26日に津久井やまゆり園を訪れた神奈川県の黒岩祐治知事は、容疑者が障害者の人権を無視する発言をするなど「急な変化」があったため施設を自主退職した経緯に触れ、「それから5カ月間、特に何もなかったようだが、突然今朝の凶行に及んだ。そういう前兆はあったといえばあったが、こういう事態を未然に防ぐことができたかどうかは、なかなか難しいところだったと思う」と報道陣に述べた。
安倍晋三首相は事件について、「多数の方がお亡くなりになり、重軽傷を負われた。心からご冥福、お見舞い申し上げる。真相究明、再発防止に政府としても全力を挙げていきたい」と述べた。
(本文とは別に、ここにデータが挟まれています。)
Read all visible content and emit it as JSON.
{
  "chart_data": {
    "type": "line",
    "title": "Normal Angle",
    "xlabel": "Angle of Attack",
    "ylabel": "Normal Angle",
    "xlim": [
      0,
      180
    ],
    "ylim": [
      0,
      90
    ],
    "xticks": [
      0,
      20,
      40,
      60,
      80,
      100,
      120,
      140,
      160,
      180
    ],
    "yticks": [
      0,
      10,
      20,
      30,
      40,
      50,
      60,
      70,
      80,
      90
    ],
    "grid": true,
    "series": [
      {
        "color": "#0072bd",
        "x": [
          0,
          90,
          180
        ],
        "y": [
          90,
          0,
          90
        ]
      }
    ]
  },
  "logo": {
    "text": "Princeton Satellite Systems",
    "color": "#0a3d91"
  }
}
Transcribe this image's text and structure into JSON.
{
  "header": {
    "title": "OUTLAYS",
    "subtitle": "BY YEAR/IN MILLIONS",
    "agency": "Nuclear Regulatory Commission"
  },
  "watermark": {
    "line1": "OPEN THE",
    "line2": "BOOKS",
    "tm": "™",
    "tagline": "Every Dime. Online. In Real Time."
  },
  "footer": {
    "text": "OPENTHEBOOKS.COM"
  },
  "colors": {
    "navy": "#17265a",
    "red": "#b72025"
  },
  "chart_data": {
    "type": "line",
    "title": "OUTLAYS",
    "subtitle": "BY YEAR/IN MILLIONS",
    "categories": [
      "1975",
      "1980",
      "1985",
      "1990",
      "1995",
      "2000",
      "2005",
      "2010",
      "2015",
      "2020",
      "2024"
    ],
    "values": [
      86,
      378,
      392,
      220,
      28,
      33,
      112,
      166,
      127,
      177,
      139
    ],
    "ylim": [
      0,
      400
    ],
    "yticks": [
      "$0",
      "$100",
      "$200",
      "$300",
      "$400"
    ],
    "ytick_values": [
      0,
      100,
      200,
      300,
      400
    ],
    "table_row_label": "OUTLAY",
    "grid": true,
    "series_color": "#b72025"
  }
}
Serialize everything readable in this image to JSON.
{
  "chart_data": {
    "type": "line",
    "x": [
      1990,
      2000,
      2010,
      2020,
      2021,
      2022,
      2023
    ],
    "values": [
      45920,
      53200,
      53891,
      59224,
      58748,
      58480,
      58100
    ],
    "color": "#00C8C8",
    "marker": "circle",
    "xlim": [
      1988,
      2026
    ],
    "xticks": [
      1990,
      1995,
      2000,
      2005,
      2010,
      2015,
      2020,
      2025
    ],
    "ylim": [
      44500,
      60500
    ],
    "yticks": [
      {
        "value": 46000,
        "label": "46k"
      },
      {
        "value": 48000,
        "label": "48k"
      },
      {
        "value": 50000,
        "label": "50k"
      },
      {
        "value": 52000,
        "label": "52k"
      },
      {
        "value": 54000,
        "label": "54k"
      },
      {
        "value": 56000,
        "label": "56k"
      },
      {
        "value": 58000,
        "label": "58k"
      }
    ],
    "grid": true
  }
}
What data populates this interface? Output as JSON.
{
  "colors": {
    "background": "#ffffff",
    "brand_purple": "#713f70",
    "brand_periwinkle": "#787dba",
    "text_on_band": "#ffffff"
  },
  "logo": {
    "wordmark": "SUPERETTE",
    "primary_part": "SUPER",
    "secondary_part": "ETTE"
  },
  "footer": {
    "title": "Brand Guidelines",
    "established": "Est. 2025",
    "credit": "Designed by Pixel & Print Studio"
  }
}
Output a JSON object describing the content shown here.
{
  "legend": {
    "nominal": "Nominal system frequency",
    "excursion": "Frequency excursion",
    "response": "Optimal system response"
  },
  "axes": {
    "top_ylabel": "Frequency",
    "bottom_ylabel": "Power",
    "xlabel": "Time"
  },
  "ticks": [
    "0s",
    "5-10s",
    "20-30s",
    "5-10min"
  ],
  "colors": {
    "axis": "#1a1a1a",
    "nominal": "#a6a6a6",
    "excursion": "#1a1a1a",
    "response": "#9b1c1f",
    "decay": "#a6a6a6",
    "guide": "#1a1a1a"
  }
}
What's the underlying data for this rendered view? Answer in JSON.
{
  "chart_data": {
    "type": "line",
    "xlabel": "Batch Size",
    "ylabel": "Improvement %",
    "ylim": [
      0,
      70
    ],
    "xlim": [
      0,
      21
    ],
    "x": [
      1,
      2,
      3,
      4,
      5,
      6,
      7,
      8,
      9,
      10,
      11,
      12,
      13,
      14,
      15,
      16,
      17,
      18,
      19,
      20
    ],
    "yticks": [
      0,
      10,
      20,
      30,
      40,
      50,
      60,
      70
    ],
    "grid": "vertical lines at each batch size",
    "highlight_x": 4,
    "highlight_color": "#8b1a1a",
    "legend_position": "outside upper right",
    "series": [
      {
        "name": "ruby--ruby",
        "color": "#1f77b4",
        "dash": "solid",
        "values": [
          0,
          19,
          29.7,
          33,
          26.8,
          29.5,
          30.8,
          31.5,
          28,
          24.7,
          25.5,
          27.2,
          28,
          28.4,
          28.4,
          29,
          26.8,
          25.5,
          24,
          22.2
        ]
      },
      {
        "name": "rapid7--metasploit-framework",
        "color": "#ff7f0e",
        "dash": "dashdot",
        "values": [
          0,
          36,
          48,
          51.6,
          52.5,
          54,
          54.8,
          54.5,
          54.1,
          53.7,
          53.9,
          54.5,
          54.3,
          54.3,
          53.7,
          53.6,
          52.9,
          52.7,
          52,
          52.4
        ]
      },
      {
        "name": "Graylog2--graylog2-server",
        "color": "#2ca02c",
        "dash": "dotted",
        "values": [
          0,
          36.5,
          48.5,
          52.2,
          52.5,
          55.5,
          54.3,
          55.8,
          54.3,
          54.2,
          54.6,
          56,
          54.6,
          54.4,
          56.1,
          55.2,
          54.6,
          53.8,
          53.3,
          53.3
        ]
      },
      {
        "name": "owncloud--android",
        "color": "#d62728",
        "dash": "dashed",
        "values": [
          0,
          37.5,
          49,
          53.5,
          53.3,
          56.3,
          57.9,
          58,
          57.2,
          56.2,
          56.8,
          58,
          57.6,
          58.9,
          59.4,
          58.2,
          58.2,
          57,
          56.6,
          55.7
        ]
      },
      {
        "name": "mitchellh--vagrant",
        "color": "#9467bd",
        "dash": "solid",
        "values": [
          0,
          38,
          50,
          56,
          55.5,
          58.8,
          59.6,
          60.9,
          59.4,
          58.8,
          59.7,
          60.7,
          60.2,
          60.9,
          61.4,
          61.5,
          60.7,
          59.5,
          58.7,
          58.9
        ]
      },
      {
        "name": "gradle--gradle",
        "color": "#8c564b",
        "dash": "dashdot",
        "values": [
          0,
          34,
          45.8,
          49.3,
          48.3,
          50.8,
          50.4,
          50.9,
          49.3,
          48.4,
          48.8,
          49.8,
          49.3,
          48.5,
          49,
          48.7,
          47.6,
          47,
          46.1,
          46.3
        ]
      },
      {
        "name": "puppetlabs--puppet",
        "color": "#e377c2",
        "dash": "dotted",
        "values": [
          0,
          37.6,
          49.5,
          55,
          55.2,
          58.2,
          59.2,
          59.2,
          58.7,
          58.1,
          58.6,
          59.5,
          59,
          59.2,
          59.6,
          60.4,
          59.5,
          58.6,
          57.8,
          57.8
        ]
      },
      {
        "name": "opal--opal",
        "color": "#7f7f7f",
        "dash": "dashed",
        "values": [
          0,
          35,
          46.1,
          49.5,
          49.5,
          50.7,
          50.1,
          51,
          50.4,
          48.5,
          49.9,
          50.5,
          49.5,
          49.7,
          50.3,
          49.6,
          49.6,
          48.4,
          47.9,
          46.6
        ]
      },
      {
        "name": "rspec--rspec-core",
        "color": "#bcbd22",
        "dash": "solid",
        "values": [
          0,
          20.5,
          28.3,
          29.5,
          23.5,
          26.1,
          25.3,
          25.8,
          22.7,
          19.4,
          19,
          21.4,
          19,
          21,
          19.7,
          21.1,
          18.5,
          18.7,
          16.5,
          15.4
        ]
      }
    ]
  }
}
厳しい銃規制のため、銃所持者がほとんどいないこともあり、日本で大量殺人事件が起きるのは極めて異例。
過去の大量殺人事件としては、2008年6月8日に東京・秋葉原の歩行者天国に男が大型トラックで突入し、歩行者7人が死亡、10人が負傷した。
2001年の同じ6月8日には、大阪府池田市の大阪教育大学附属池田小学校に精神病の治療歴のある男が刃物を持って侵入し、児童8人が殺害され、教師を含む15人が負傷した。
さらに1995年3月20日のオウム真理教地下鉄サリン事件では、13人が死亡、数千人がサリンガスの被害を受けた。